Recognizing where you need boundaries is the first step in setting them!

3. Plan Ahead

The saying goes, “Failing to plan is planning to fail.” In terms of your finances, this is really on point. If you fail to plan for your shopping trip, you’re planning to waste money.

One of the first things to get comfortable with in planning ahead is meal prep. If you take an hour or two once a week to decide on the meals for your week, then check grocery ads for the cheapest sales, you’ve saved so much time!

Your shopping list is made and there is no more “What do you want to eat?” “I don’t know, what do you want to eat?” conversational stress!

Plus, when you plan ahead, you can use apps like Rakuten (formerly Ebates) and Ibotta to get cash back or earn gift cards.

4. Don’t Shop Distracted

You may have seen shows where the distracted parent is on the phone, pushing the grocery cart. Meanwhile, the child is throwing everything in it and the parent has no idea until they go to check out.
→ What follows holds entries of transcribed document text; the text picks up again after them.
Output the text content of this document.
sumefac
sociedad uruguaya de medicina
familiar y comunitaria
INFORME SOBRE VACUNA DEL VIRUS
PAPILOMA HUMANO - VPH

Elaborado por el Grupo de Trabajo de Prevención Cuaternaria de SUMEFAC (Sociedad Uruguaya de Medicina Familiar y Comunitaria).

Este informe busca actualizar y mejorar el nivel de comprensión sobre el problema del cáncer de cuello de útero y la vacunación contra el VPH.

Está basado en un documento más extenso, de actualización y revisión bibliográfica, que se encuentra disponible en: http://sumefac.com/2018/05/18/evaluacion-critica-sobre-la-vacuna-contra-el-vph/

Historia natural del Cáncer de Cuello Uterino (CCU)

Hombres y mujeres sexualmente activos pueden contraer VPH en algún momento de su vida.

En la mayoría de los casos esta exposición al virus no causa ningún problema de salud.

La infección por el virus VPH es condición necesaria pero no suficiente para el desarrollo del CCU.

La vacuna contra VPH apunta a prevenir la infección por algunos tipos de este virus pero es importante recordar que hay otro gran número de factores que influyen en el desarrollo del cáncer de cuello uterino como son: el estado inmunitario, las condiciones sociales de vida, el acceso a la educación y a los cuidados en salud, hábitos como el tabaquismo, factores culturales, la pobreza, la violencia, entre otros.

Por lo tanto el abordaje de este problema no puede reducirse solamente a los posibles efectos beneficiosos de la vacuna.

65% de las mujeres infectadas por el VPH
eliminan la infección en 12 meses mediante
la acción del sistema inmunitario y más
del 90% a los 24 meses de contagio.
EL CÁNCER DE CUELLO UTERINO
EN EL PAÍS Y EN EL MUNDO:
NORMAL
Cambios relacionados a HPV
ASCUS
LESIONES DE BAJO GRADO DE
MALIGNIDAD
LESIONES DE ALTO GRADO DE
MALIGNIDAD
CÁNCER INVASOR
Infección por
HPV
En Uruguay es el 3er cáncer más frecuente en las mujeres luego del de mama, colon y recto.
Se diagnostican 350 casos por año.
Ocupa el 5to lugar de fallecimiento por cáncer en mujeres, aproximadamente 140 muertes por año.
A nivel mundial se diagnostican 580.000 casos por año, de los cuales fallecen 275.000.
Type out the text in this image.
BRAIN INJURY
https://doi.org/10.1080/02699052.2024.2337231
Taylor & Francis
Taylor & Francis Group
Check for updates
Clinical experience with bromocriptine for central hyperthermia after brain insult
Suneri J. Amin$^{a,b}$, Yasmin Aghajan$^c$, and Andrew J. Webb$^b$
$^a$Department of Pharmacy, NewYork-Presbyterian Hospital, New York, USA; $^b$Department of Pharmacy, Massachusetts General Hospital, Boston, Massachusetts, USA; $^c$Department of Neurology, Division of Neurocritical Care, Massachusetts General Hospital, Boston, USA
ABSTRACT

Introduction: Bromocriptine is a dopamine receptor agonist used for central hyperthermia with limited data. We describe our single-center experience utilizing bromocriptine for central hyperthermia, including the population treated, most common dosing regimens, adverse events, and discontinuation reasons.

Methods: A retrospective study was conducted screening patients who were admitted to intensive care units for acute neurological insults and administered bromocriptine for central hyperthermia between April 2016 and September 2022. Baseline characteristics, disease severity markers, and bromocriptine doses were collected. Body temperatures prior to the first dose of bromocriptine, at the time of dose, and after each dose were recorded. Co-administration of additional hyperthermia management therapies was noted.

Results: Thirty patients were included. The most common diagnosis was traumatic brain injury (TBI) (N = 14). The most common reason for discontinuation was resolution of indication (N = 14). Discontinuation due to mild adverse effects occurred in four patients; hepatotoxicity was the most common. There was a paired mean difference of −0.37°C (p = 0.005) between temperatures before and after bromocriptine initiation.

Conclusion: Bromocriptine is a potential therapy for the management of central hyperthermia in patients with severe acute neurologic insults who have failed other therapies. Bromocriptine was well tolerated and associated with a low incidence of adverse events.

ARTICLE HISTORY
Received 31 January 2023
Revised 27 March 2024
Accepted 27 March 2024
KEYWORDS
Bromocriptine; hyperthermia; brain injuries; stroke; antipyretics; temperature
This scenario is used in movies and TV shows often because it’s so relatable. Distracted shopping is the perfect situation for impulse buying to occur.

When you are spending money, stay focused on that activity. This keeps you from making “accidental” purchases and neglecting your grocery list.

5. Know Your Weaknesses

We all have our weak spots when it comes to shopping. For some people, it’s anything to do with their favorite sport. For others, it’s the newest promise to youthful skin or weight loss.

What’s your impulse buying danger area? What can any salesperson talk you into getting without much trouble? Those are the places you need to avoid until you’ve built up your boundary mentality strong enough to say no to temptation!

While you’re working on this wallet-tightening, stay away from stores that test your willpower. It’s okay to be weak, as long as you’re working on improving!

Conclusion

Saving money by avoiding impulse buying is a smart financial move. Every dollar you walk away from spending is more that you can put toward your goals.

Eventually, financial stability and independence will be yours, and you won’t even be interested in impulse buys!